İslam İşbirliği Teşkilatı üyesi ülkelerin, bu teşkilatın 1969’da Mescid-i Aksa’nın kundaklanması üzerine kurulduğunu hatırlaması ve sözün ötesinde adımlar atılması gerektiğini idrak etmesini isteyen Karamollaoğlu, “İsrail ile normalleşme anlaşması yapan ülkeler dahil her İslam ülkesi ve dünyada hukuku ve adaleti önemseyen bütün ülkeler varsa İsrail’deki büyükelçilerini geri çağırmalıdır. İsrail ile bütün ticari ilişkiler askıya alınmalı ve Kudüs’ün İslam dünyası için ne anlam ifade ettiği bu şekilde kararlılıkla ortaya konulmalıdır.” ifadelerini kullandı.

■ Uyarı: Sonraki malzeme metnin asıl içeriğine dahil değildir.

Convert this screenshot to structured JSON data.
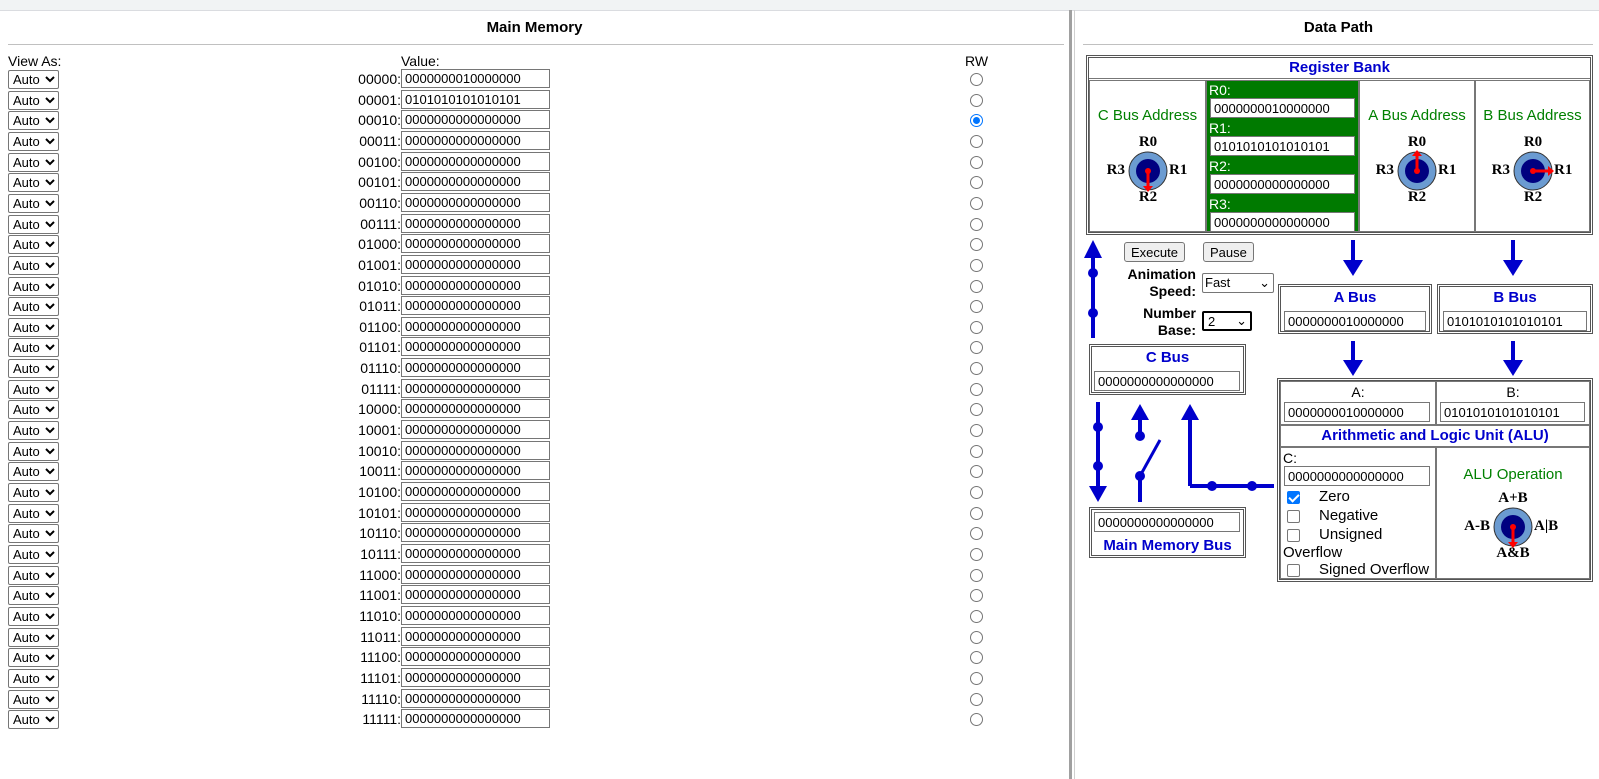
{
  "memory": {
    "title": "Main Memory",
    "view_as_label": "View As:",
    "value_label": "Value:",
    "rw_label": "RW",
    "view_option": "Auto",
    "selected_row": 2,
    "rows": [
      {
        "addr": "00000:",
        "value": "0000000010000000"
      },
      {
        "addr": "00001:",
        "value": "0101010101010101"
      },
      {
        "addr": "00010:",
        "value": "0000000000000000"
      },
      {
        "addr": "00011:",
        "value": "0000000000000000"
      },
      {
        "addr": "00100:",
        "value": "0000000000000000"
      },
      {
        "addr": "00101:",
        "value": "0000000000000000"
      },
      {
        "addr": "00110:",
        "value": "0000000000000000"
      },
      {
        "addr": "00111:",
        "value": "0000000000000000"
      },
      {
        "addr": "01000:",
        "value": "0000000000000000"
      },
      {
        "addr": "01001:",
        "value": "0000000000000000"
      },
      {
        "addr": "01010:",
        "value": "0000000000000000"
      },
      {
        "addr": "01011:",
        "value": "0000000000000000"
      },
      {
        "addr": "01100:",
        "value": "0000000000000000"
      },
      {
        "addr": "01101:",
        "value": "0000000000000000"
      },
      {
        "addr": "01110:",
        "value": "0000000000000000"
      },
      {
        "addr": "01111:",
        "value": "0000000000000000"
      },
      {
        "addr": "10000:",
        "value": "0000000000000000"
      },
      {
        "addr": "10001:",
        "value": "0000000000000000"
      },
      {
        "addr": "10010:",
        "value": "0000000000000000"
      },
      {
        "addr": "10011:",
        "value": "0000000000000000"
      },
      {
        "addr": "10100:",
        "value": "0000000000000000"
      },
      {
        "addr": "10101:",
        "value": "0000000000000000"
      },
      {
        "addr": "10110:",
        "value": "0000000000000000"
      },
      {
        "addr": "10111:",
        "value": "0000000000000000"
      },
      {
        "addr": "11000:",
        "value": "0000000000000000"
      },
      {
        "addr": "11001:",
        "value": "0000000000000000"
      },
      {
        "addr": "11010:",
        "value": "0000000000000000"
      },
      {
        "addr": "11011:",
        "value": "0000000000000000"
      },
      {
        "addr": "11100:",
        "value": "0000000000000000"
      },
      {
        "addr": "11101:",
        "value": "0000000000000000"
      },
      {
        "addr": "11110:",
        "value": "0000000000000000"
      },
      {
        "addr": "11111:",
        "value": "0000000000000000"
      }
    ]
  },
  "datapath": {
    "title": "Data Path",
    "register_bank": {
      "title": "Register Bank",
      "c_bus_address": "C Bus Address",
      "a_bus_address": "A Bus Address",
      "b_bus_address": "B Bus Address",
      "registers": [
        {
          "label": "R0:",
          "value": "0000000010000000"
        },
        {
          "label": "R1:",
          "value": "0101010101010101"
        },
        {
          "label": "R2:",
          "value": "0000000000000000"
        },
        {
          "label": "R3:",
          "value": "0000000000000000"
        }
      ],
      "dial_labels": {
        "top": "R0",
        "right": "R1",
        "bottom": "R2",
        "left": "R3"
      },
      "c_dial_selected": "R2",
      "a_dial_selected": "R0",
      "b_dial_selected": "R1"
    },
    "controls": {
      "execute": "Execute",
      "pause": "Pause",
      "animation_speed_label": "Animation Speed:",
      "animation_speed_value": "Fast",
      "number_base_label": "Number Base:",
      "number_base_value": "2"
    },
    "a_bus": {
      "title": "A Bus",
      "value": "0000000010000000"
    },
    "b_bus": {
      "title": "B Bus",
      "value": "0101010101010101"
    },
    "c_bus": {
      "title": "C Bus",
      "value": "0000000000000000"
    },
    "main_memory_bus": {
      "title": "Main Memory Bus",
      "value": "0000000000000000"
    },
    "alu": {
      "a_label": "A:",
      "a_value": "0000000010000000",
      "b_label": "B:",
      "b_value": "0101010101010101",
      "title": "Arithmetic and Logic Unit (ALU)",
      "c_label": "C:",
      "c_value": "0000000000000000",
      "flags": [
        {
          "label": "Zero",
          "checked": true
        },
        {
          "label": "Negative",
          "checked": false
        },
        {
          "label": "Unsigned Overflow",
          "checked": false
        },
        {
          "label": "Signed Overflow",
          "checked": false
        }
      ],
      "operation_label": "ALU Operation",
      "op_labels": {
        "top": "A+B",
        "right": "A|B",
        "bottom": "A&B",
        "left": "A-B"
      },
      "op_selected": "A&B"
    },
    "colors": {
      "bus_blue": "#0000cc",
      "register_green": "#007a00",
      "dial_fill": "#6b9bd1",
      "dial_center": "#000080",
      "pointer_red": "#ff0000"
    }
  }
}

Karamollaoğlu, D-8 Dönem Başkanı Bangladeş’in Kudüs ve Mescid-i Aksa gündemli toplantıyı ivedilikle organize etmesi gerektiğini ifade ederek, “Askeri veya stratejik bütün ortaklıklar gözden geçirilmeli ve yeni anlaşmalar yapılmamalıdır. ABD eski Başkanı Donald Trump döneminde taslak olarak sunulan ve Filistin’i tarih sahnesinden silmeyi hedefleyen sözde ‘Yüzyılın Anlaşması’ gibi yol haritalarının yok hükmünde olduğu ve asla kabul edilmeyeceği bütün dünyaya deklare edilmelidir.” diye konuştu.
Toplantının sonunda, “Mescid-i Aksa bizim izzetimizdir. Gerekirse canlarımızı ve kanlarımızı Mescid-i Aksa’yı müdafaa etmek için vereceğimizden hiç kimsenin tereddüdü olmamalıdır.” diyen Karamollaoğlu, Aksa’yı postalları ile çiğneyen İsrail’in bunu bildiğini ve bunun bir daha kendilerine hatırlatılması gerektiğini sözlerine ekledi.
Karamollaoğlu, Şentop ile konuştu
Öte yandan, Saadet Partisinden yapılan yazılı açıklamada, Karamollaoğlu’nun, TBMM Başkanı Şentop ile bir telefon görüşmesi gerçekleştirdiği ve görüşmede, “Mescid-i Aksa’ya yapılan saldırı hakkında Meclisin toplanması ve gereken adımların atılmasının konuşulduğu” bildirildi.